Poszłam do koleżanki na obiad! Zgubiłam czas przerwy i poszłam głodna. Nie wiem teraz, jak rozmawiać z tą panią

Weronika zatrudniła się u nas na zastępstwo za Natalię na urlopie macierzyńskim, i staliśmy się mocnymi przyjaciółkami. No i z Justyną też się jakoś zaprzyjaźniłyśmy, w końcu nic nie miałyśmy do podziału.

Na początku wspierałam ją, pomogłam jej zaaklimatyzować się w zespole, a Weronika odpłaciła mi tym samym. W pracy wzajemnie sobie pomagaliśmy i mogliśmy się wygadać. Chodziłyśmy razem na obiad, zajmując dla siebie miejsce. W naszej firmie jest mała stołówka, ale polityka firmy dobrze odnosiła się do tych, którzy przynosili obiad z domu, jedli zdrowo.

W tym dniu nie przyniosłam nic ze sobą, a nie miałam ochoty na bułki z bufetu, marzyłam o gorącej zupce. Nawet pomyślałam, żeby pobiec do najbliższej kawiarni. A tu Weronika zaraz do domu pójdzie, ona tu w tym samym budynku mieszka.

  • Wczoraj ugotowałyśmy zupę, taka pyszna, z kurczaka wiejskiego! Chodź, starczy dla ciebie też!

Trochę się zmieszkałam, jeszcze nie byłam u koleżanki w domu. I od razu na zupę, nie lubię chodzić z pustymi rękami. No cóż, kupiłam słodycze dla jej dziecka, ciastko do herbaty, i poszłyśmy z Weroniką jeść zupę.

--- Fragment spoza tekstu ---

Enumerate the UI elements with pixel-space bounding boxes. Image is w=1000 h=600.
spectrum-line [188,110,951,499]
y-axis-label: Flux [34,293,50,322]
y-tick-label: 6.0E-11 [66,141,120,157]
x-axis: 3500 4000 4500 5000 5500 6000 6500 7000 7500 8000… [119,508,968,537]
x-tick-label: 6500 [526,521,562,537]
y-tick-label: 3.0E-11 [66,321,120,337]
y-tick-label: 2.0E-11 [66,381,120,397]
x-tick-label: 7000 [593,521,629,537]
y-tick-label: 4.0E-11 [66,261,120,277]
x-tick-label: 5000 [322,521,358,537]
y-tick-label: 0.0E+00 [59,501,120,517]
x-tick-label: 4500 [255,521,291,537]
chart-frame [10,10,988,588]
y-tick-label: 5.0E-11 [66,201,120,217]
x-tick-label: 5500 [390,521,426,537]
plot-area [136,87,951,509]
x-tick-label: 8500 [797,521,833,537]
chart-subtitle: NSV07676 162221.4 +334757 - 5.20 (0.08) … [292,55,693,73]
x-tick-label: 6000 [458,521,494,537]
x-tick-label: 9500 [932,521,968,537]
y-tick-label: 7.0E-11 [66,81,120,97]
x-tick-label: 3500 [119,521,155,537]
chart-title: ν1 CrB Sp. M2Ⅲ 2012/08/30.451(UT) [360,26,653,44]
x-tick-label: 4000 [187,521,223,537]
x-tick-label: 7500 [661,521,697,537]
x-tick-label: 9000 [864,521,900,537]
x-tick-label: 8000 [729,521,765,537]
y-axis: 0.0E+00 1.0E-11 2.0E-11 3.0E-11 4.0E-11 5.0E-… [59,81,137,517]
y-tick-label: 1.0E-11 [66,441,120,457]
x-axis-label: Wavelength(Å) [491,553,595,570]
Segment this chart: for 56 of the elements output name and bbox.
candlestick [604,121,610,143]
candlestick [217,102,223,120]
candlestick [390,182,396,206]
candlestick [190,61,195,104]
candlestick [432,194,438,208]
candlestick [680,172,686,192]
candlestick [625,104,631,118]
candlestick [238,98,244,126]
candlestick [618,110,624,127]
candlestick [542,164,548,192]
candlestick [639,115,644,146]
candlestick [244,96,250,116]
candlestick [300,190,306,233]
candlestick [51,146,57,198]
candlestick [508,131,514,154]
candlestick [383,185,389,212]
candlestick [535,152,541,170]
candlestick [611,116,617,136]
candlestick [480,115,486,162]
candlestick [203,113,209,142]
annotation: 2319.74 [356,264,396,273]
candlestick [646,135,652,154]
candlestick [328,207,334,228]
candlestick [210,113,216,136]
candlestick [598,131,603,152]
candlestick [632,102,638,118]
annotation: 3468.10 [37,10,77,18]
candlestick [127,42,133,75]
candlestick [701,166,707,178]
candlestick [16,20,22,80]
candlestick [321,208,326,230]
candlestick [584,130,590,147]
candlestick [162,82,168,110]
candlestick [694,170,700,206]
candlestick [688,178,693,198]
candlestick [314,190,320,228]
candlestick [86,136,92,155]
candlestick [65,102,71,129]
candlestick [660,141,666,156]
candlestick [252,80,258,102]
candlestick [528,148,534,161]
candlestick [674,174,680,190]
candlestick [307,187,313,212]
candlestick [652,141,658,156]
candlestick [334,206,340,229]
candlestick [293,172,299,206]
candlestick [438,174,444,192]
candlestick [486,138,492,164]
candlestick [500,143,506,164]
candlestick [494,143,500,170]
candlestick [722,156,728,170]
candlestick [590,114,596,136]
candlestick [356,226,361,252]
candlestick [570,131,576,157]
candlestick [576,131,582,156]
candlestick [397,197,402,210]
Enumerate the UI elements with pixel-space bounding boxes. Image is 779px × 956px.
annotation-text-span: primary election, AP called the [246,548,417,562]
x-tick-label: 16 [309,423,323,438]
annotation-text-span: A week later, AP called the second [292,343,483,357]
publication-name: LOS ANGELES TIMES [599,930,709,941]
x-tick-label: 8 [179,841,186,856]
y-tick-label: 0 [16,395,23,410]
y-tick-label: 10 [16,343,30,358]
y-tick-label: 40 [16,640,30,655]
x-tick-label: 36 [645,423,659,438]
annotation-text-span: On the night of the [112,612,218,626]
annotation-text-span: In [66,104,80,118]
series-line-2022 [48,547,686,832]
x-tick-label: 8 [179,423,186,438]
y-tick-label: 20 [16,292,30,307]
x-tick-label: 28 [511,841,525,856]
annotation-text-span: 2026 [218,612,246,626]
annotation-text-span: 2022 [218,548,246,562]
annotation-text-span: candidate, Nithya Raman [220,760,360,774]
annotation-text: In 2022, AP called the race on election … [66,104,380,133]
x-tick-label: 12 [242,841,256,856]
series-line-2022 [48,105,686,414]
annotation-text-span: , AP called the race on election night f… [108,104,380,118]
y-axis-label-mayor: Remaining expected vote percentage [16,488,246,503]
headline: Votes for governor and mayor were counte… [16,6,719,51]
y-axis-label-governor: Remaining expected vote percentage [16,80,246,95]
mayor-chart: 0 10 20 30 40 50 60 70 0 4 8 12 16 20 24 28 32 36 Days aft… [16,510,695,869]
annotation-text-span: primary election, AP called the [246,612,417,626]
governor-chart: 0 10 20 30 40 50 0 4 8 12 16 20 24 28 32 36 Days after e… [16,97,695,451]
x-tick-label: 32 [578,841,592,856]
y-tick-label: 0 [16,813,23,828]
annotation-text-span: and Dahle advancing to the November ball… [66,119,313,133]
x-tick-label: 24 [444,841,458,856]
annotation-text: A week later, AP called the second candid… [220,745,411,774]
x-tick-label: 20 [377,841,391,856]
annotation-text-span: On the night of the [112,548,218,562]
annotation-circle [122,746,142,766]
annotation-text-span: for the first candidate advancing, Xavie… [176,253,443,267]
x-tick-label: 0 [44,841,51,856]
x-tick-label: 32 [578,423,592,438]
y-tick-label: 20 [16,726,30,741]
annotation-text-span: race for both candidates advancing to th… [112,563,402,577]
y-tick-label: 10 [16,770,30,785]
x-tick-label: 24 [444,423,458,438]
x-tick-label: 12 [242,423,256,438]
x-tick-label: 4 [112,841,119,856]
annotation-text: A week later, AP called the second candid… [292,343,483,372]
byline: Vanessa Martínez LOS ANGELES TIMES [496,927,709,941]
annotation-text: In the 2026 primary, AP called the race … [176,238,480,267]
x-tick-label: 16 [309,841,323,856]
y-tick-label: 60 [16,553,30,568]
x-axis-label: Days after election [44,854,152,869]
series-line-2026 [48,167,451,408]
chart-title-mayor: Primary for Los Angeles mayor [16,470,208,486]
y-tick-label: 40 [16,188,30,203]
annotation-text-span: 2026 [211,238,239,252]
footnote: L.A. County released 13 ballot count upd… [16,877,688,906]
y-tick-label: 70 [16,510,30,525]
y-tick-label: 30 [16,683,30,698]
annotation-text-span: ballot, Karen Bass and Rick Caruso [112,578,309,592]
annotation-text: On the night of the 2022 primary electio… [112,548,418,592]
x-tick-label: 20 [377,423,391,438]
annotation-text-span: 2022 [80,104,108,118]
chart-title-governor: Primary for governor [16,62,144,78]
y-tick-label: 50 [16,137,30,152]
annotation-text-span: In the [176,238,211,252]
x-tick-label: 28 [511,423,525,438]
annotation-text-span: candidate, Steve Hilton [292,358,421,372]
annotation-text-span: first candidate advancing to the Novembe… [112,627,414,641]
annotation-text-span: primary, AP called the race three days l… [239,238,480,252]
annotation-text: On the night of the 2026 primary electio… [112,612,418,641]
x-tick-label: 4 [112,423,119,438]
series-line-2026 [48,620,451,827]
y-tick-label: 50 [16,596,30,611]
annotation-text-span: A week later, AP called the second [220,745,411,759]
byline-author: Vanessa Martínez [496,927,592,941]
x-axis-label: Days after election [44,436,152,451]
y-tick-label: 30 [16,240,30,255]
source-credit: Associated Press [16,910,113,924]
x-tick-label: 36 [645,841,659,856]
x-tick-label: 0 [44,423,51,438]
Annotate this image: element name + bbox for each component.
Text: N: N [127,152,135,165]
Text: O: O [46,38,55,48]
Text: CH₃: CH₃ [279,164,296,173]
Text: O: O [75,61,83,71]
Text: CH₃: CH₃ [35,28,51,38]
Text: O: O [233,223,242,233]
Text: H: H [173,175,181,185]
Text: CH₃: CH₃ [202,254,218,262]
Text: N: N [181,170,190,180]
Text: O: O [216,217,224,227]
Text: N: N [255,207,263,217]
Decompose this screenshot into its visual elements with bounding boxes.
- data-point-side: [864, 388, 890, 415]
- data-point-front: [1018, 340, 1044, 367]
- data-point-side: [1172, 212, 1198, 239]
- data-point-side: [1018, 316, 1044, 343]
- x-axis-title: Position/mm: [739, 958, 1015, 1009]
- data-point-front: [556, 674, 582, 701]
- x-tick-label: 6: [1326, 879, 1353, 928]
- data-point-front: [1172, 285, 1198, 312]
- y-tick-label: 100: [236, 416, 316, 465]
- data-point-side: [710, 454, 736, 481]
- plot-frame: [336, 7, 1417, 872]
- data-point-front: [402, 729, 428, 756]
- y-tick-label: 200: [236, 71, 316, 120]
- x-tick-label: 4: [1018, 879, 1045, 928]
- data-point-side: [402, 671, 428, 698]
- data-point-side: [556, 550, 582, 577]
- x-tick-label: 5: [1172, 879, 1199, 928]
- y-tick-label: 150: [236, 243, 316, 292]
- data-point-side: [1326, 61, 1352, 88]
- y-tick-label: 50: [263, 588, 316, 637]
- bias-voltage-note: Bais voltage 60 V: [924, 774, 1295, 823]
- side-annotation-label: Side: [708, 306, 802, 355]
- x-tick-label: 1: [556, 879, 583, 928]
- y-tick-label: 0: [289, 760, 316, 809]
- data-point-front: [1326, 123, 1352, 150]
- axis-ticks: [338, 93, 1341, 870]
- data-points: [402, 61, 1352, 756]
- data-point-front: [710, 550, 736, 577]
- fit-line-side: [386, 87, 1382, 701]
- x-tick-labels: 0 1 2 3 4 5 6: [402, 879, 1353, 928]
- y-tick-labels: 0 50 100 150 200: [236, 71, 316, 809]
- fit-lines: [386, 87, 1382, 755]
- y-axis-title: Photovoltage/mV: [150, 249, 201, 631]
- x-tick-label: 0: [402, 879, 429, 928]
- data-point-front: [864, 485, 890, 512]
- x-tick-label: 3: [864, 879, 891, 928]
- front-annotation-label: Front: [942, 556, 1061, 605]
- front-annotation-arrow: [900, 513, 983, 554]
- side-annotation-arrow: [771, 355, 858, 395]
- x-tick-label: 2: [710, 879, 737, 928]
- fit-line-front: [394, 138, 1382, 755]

Na kuchni stały już talerze z niewypitym obiadem, wygląda na to, że rano nie zdążyli posprzątać. Ale po co stać w białym fartuchu, ja sama nie zawsze daję radę. Weronika postawiła garnek na rozgrzewanie, pachniało po prostu niesamowicie! Mój żołądek już skomleł z niecierpliwości, faktycznie, kurczak z wsi nie jest równy plastikowym, pozbawionym smaku brojlerom.

Ale potem stało się coś dziwnego.

Zupa się zagotowała, zapachniała, zaraz przekipi. Koleżanka wyłączyła kuchenkę, wzięła talerz z niedopitą zupą ze stołu. Wlała tam jeszcze resztę z garnka i postawiła przede mną na stole.

Byłam tak zdumiona, że nawet nie zrozumiałam, czy ona poważnie czy żartuje? Żeby mi było żal wyrzucać jedzenie? Może to jest normalne u ludzi, a ja jedyna nie wiem?

Ostrożnie przesunęłam talerz, mówiąc, że apetyt mi przeszło. Boli mnie głowa, trzeba na powietrze.

Wybiegłam z domu w złym humorze, poszłam do kawiarni, jak planowałam. Teraz nie wiem, jak się komunikować z tą panią.